TiDB parsing takes 76ms, what is the machine configuration?

| username: yulei7633 | Original post link

Check if the statistics at that time are consuming a lot of resources.

| username: redgame | Original post link

Find topsql

| username: Mirror | Original post link

For machine 36C, what is a reasonable normal value for this metric?

| username: 考试没答案 | Original post link

First, analyze what the current busy business is. The tables and data volume involved. If there is no significant business, the CPU wouldn’t be that high.

| username: 考试没答案 | Original post link

There is no such thing as reasonable or unreasonable metrics. Sometimes when our business is busy, the CPU is at 100%. We don’t handle it because resources are limited.

| username: cassblanca | Original post link

It seems that there is a mixed deployment situation and NUMA binding is not configured. Check the region distribution to see if there are any hotspot issues.

| username: Soysauce520 | Original post link

The resources should be sufficient and not yet at the bottleneck. How many inserts are done at once? Seeing that the select statement is at the millisecond level, it might be that there are too many values.

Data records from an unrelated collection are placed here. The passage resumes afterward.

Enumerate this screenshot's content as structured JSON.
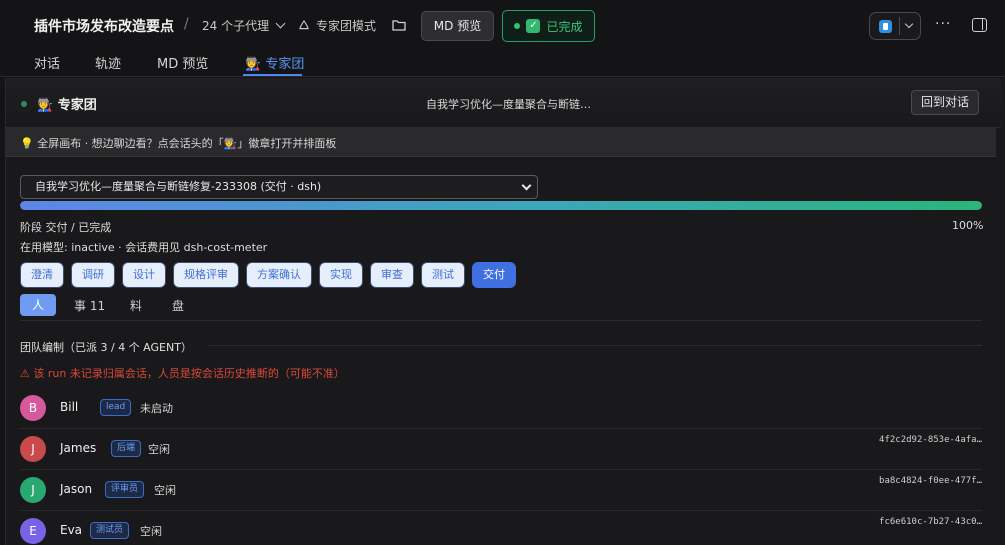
{
  "header": {
    "title": "插件市场发布改造要点",
    "separator": "/",
    "agents_label": "24 个子代理",
    "expert_mode_label": "专家团模式",
    "md_preview_button": "MD 预览",
    "status_button": "已完成",
    "check_glyph": "✓",
    "more_glyph": "···"
  },
  "tabs": [
    {
      "label": "对话"
    },
    {
      "label": "轨迹"
    },
    {
      "label": "MD 预览"
    },
    {
      "label": "🧑‍🏭 专家团",
      "active": true
    }
  ],
  "panel": {
    "title": "🧑‍🏭 专家团",
    "subtitle": "自我学习优化—度量聚合与断链…",
    "back_button": "回到对话",
    "tip": "💡 全屏画布 · 想边聊边看？点会话头的「🧑‍🏭」徽章打开并排面板",
    "run_select_value": "自我学习优化—度量聚合与断链修复-233308 (交付 · dsh)",
    "progress_percent": 100,
    "progress_label": "100%",
    "stage_text": "阶段 交付 / 已完成",
    "model_text": "在用模型: inactive · 会话费用见 dsh-cost-meter",
    "phases": [
      "澄清",
      "调研",
      "设计",
      "规格评审",
      "方案确认",
      "实现",
      "审查",
      "测试",
      "交付"
    ],
    "active_phase": "交付",
    "subtabs": [
      "人",
      "事 11",
      "料",
      "盘"
    ],
    "team_heading": "团队编制（已派 3 / 4 个 AGENT）",
    "warning": "⚠ 该 run 未记录归属会话，人员是按会话历史推断的（可能不准）",
    "members": [
      {
        "initial": "B",
        "name": "Bill",
        "role": "lead",
        "status": "未启动",
        "id": "",
        "color": "#d6599c"
      },
      {
        "initial": "J",
        "name": "James",
        "role": "后端",
        "status": "空闲",
        "id": "4f2c2d92-853e-4afa…",
        "color": "#c84a4a"
      },
      {
        "initial": "J",
        "name": "Jason",
        "role": "评审员",
        "status": "空闲",
        "id": "ba8c4824-f0ee-477f…",
        "color": "#2aa871"
      },
      {
        "initial": "E",
        "name": "Eva",
        "role": "测试员",
        "status": "空闲",
        "id": "fc6e610c-7b27-43c0…",
        "color": "#7a62e6"
      }
    ]
  }
}
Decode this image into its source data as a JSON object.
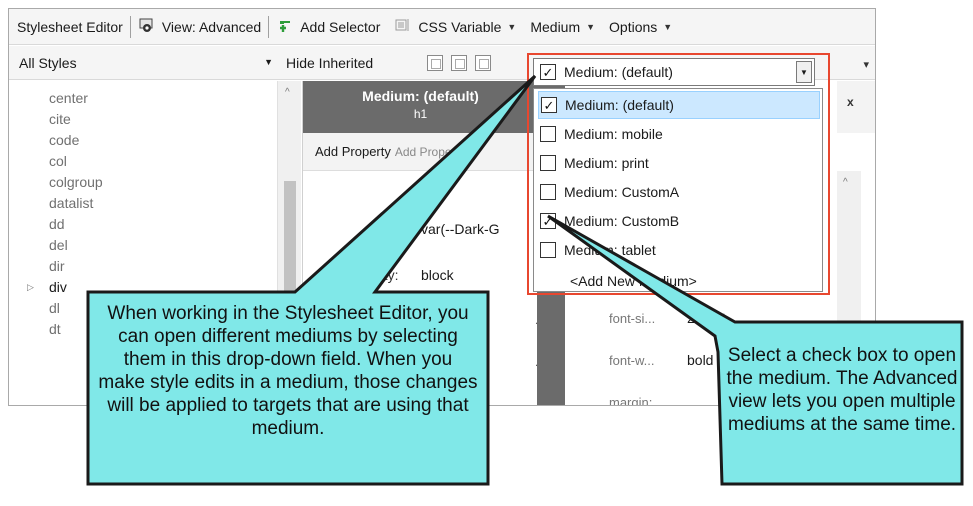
{
  "toolbar": {
    "title": "Stylesheet Editor",
    "view": "View: Advanced",
    "add_selector": "Add Selector",
    "css_variable": "CSS Variable",
    "medium": "Medium",
    "options": "Options"
  },
  "filter": {
    "all_styles": "All Styles",
    "hide_inherited": "Hide Inherited"
  },
  "style_list": [
    "center",
    "cite",
    "code",
    "col",
    "colgroup",
    "datalist",
    "dd",
    "del",
    "dir",
    "div",
    "dl",
    "dt"
  ],
  "middle_panel": {
    "header_title": "Medium: (default)",
    "header_sub": "h1",
    "add_property": "Add Property",
    "add_property_ghost": "Add Property",
    "row1_value": "var(--Dark-G",
    "row2_label": "display:",
    "row2_value": "block",
    "dots": "..."
  },
  "right_panel": {
    "close": "x",
    "font_size_label": "font-si...",
    "font_size_value": "24.0pt",
    "font_weight_label": "font-w...",
    "font_weight_value": "bold",
    "margin_label": "margin:",
    "dots": "..."
  },
  "medium_combo": {
    "value": "Medium: (default)",
    "checked": true
  },
  "medium_options": [
    {
      "label": "Medium: (default)",
      "checked": true,
      "selected": true
    },
    {
      "label": "Medium: mobile",
      "checked": false,
      "selected": false
    },
    {
      "label": "Medium: print",
      "checked": false,
      "selected": false
    },
    {
      "label": "Medium: CustomA",
      "checked": false,
      "selected": false
    },
    {
      "label": "Medium: CustomB",
      "checked": true,
      "selected": false
    },
    {
      "label": "Medium: tablet",
      "checked": false,
      "selected": false
    }
  ],
  "add_new_medium": "<Add New Medium>",
  "callouts": {
    "left": "When working in the Stylesheet Editor, you can open different mediums by selecting them in this drop-down field. When you make style edits in a medium, those changes will be applied to targets that are using that medium.",
    "right": "Select a check box to open the medium. The Advanced view lets you open multiple mediums at the same time."
  },
  "colors": {
    "callout_fill": "#80e8e8",
    "highlight": "#e8472f",
    "panel_header": "#6b6b6b"
  }
}
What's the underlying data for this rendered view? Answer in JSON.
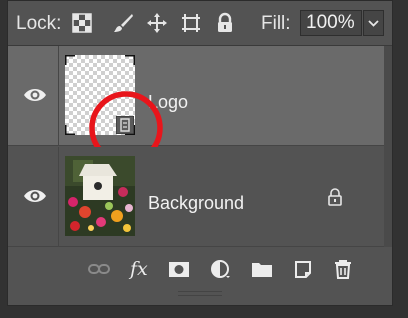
{
  "lockbar": {
    "lock_label": "Lock:",
    "lock_icons": [
      "lock-transparent-pixels-icon",
      "lock-image-pixels-icon",
      "lock-position-icon",
      "lock-artboard-icon",
      "lock-all-icon"
    ],
    "fill_label": "Fill:",
    "fill_value": "100%"
  },
  "layers": [
    {
      "name": "Logo",
      "visible": true,
      "selected": true,
      "thumbnail": "transparent-smart-object",
      "smart_object_badge": true
    },
    {
      "name": "Background",
      "visible": true,
      "selected": false,
      "thumbnail": "birdhouse-flowers-photo",
      "locked": true
    }
  ],
  "bottom_toolbar": [
    "link-layers-icon",
    "fx-icon",
    "layer-mask-icon",
    "adjustment-layer-icon",
    "new-group-icon",
    "new-layer-icon",
    "delete-layer-icon"
  ],
  "fx_label": "fx",
  "colors": {
    "panel": "#535353",
    "selected_row": "#6a6a6a",
    "annotation": "#e8151b"
  }
}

| username: TIDB-Learner | Original post link

Is TiDB currently being used in business? If it is only used as a target database for data migration, the memory is normal but the CPU is high. It is very likely a problem with the TiDB tables. 1. Unreasonable configuration. 2. Index issues. 3. High complexity of statements. 4. Frequent disk I/O operations.

| username: TiDBer_5Vo9nD1u | Original post link

Check the execution plan of the slow SQL and optimize it.

| username: 小于同学 | Original post link

Find a few slow SQL queries to check.